Sollen die Kernkraftwerke weiterbetrieben werden oder nicht? Am vergangenen Freitag äußerte sich Bundeskanzler Olaf Scholz endlich zur dieser Frage in einem Interview mit dem Münchner Merkur. Ein klares Nein kommt ihm zwar nicht über die Lippen, doch genau das ist sein Ziel. Von Argumenten aus Fachkreisen will Scholz nichts wissen.

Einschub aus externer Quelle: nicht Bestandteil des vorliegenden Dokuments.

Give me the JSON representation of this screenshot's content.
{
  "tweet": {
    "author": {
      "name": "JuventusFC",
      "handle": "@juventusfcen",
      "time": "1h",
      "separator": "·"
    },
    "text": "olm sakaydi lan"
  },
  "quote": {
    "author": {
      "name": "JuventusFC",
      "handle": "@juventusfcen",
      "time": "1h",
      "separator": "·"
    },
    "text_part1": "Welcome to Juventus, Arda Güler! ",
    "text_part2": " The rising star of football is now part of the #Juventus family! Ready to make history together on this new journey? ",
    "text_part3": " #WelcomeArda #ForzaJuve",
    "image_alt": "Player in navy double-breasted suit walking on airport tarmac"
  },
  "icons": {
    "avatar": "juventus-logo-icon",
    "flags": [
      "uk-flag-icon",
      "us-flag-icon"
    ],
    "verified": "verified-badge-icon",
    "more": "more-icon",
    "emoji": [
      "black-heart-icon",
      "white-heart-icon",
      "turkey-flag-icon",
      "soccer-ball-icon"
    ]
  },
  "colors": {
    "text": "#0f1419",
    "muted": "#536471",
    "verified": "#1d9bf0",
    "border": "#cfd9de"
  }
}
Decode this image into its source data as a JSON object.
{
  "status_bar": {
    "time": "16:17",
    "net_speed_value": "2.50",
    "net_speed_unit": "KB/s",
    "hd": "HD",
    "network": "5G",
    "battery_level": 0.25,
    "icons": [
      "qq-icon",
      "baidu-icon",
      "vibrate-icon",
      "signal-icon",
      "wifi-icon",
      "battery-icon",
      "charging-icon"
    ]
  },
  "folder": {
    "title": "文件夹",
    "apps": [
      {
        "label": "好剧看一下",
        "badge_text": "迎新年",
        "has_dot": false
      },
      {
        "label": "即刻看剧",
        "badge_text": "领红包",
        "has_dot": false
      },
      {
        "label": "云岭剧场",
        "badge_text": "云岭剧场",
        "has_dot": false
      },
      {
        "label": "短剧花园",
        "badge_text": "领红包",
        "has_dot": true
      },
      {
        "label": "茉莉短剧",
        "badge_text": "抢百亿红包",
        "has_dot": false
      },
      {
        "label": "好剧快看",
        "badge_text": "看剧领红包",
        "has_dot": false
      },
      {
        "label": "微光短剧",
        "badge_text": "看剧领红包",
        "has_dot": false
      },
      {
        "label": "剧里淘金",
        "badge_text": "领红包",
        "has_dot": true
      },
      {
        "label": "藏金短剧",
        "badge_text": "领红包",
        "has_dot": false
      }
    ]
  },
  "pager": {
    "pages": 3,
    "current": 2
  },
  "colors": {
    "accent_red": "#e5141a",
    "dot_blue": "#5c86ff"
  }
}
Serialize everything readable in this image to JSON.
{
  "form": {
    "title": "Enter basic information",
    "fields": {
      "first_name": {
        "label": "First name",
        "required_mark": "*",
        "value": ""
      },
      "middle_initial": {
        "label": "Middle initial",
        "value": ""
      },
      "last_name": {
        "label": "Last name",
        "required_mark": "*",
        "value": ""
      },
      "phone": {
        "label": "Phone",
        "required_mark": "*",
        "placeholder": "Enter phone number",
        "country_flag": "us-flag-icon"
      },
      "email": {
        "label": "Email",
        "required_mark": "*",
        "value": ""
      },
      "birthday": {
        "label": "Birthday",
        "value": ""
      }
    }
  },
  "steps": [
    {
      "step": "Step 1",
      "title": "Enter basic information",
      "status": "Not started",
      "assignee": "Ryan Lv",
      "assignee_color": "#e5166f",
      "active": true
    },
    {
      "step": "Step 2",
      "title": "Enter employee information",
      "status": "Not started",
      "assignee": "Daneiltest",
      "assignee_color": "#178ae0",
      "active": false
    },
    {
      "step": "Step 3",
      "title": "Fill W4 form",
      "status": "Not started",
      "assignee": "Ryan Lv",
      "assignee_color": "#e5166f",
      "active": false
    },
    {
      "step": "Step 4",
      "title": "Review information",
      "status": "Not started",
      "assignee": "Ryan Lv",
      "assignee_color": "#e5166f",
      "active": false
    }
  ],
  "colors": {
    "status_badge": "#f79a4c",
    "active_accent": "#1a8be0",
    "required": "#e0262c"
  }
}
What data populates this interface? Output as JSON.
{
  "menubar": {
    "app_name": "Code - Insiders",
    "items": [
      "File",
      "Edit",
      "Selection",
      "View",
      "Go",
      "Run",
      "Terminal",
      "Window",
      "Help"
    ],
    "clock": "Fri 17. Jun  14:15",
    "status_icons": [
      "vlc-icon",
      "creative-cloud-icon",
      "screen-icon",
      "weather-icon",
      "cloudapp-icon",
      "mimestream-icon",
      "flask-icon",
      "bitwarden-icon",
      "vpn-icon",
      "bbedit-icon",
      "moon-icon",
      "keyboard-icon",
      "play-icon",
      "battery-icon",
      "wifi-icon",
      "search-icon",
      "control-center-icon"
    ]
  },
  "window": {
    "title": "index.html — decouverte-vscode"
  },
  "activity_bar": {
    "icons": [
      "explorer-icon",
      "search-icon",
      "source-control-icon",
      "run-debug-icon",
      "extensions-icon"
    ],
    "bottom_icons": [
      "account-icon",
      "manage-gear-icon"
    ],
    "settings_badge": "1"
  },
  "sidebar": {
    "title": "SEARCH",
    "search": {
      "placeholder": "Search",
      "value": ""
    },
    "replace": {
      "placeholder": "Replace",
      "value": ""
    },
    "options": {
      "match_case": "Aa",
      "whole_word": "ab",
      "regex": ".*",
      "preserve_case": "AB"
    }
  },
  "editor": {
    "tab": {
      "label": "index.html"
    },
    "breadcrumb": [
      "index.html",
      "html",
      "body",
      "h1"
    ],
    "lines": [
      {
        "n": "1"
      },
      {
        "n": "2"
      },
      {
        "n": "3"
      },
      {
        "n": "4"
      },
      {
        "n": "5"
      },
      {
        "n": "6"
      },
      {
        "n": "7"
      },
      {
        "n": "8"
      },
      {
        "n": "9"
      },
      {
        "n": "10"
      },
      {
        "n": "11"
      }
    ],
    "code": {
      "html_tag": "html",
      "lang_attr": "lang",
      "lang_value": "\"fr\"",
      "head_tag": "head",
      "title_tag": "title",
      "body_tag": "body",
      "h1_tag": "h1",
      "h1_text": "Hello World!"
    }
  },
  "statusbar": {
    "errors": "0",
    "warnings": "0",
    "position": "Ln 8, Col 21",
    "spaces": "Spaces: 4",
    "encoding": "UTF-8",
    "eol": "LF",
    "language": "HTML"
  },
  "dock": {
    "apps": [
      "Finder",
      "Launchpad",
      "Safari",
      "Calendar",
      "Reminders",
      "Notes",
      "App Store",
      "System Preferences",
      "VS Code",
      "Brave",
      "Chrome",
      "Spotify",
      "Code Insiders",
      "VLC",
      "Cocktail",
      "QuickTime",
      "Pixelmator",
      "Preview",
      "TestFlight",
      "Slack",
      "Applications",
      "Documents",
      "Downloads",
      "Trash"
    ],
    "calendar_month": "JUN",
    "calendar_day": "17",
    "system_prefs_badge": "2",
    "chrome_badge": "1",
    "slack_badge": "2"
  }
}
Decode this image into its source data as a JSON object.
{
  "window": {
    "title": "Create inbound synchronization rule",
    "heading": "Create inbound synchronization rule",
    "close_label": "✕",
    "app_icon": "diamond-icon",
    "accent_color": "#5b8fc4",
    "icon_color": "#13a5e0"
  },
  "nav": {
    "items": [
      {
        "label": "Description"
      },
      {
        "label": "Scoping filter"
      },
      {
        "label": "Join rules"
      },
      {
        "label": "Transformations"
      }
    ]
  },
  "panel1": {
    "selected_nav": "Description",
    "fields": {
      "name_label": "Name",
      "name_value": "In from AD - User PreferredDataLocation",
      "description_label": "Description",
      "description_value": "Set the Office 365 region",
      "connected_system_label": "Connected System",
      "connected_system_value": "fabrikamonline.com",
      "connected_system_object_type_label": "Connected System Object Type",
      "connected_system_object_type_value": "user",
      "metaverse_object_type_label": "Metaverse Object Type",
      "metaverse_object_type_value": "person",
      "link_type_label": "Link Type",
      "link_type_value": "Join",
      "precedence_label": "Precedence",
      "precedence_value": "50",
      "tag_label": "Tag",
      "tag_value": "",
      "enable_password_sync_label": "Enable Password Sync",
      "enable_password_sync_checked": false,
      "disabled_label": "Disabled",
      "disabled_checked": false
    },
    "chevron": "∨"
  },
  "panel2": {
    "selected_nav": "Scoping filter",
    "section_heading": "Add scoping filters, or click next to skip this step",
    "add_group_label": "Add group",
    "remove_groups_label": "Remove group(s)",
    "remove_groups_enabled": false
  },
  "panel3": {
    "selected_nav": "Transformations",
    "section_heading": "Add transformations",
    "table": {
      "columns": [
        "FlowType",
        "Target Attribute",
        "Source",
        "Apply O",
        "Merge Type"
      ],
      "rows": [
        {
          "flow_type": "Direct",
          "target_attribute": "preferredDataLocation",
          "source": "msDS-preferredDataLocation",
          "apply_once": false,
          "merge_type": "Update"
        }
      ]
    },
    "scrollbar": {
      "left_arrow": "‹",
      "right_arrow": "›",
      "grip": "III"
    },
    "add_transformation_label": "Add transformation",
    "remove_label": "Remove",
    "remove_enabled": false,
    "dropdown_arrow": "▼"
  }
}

Deutschland steckt in der Energiekrise. »Jede Kilowattstunde zählt«, belehrt uns Bundeswirtschaftsminister Robert Habeck (Grüne) und ruft Bürgerinnen und Bürger zum Energiesparen auf. Da liegt der Gedanke auf der Hand, die letzten drei Kernkraftwerke doch noch ein Weilchen länger laufen zu lassen. Denn die liefern nicht nur drei oder vier dieser wertvollen Habeckschen Kilowattstunden, sondern rund 70.000 – und zwar in jeder Minute. Für jede Kilowattstunde, die aus einem Kernkraftwerk kommt, braucht ein Gaskraftwerk nicht zu laufen. Das gesparte Erdgas kann uns zum Heizen dienen oder in der Industrie genutzt werden.

Interview mit dem Münchner Merkur

Sieht Bundeskanzler Olaf Scholz das auch so? Georg Anastasiadis und Christian Deutschländer vom Münchner Merkur fragen Scholz danach, wie er zu einer Laufzeitverlängerung der Kernkraftwerke steht. Der Kanzler handelt das Thema in zehn Sätzen ab:

Merkur: Sie haben im Bundestag eine Zeitenwende ausgerufen. Gehört dazu nicht auch, die verbliebenen AKWs noch länger laufen zu lassen, um nicht knappes und kostbares Gas verstromen zu müssen?

Scholz: Die Fachleute sagen uns: Das wird nicht funktionieren. Der Atomausstieg ist lange beschlossen, die Brennelemente und nötigen Wartungsintervalle der Anlagen sind genau auf den Ausstieg abgestimmt worden. Die Brennstäbe reichen bis Jahresende. Neue Brennstäbe zu besorgen, dauert nach diesen Aussagen zwölf bis 18 Monate. Mindestens. Deshalb hilft uns die Atomkraft jetzt nicht weiter, nicht in den beiden nächsten Jahren, auf die es ankommt.

Merkur: Sie haben also kein ideologisches Problem mit AKWs, sondern ein praktisches?

Scholz: Ich befürworte den Ausstieg aus der Atomenergie aus vollem Herzen. Gleichwohl: Wenn es problemlos möglich wäre, die Laufzeit um ein oder zwei Jahre zu verlängern, würde sich jetzt wohl kaum jemand dagegen stellen. Da das aber offenbar nicht möglich ist, halte ich mich mit der Frage nicht lange auf.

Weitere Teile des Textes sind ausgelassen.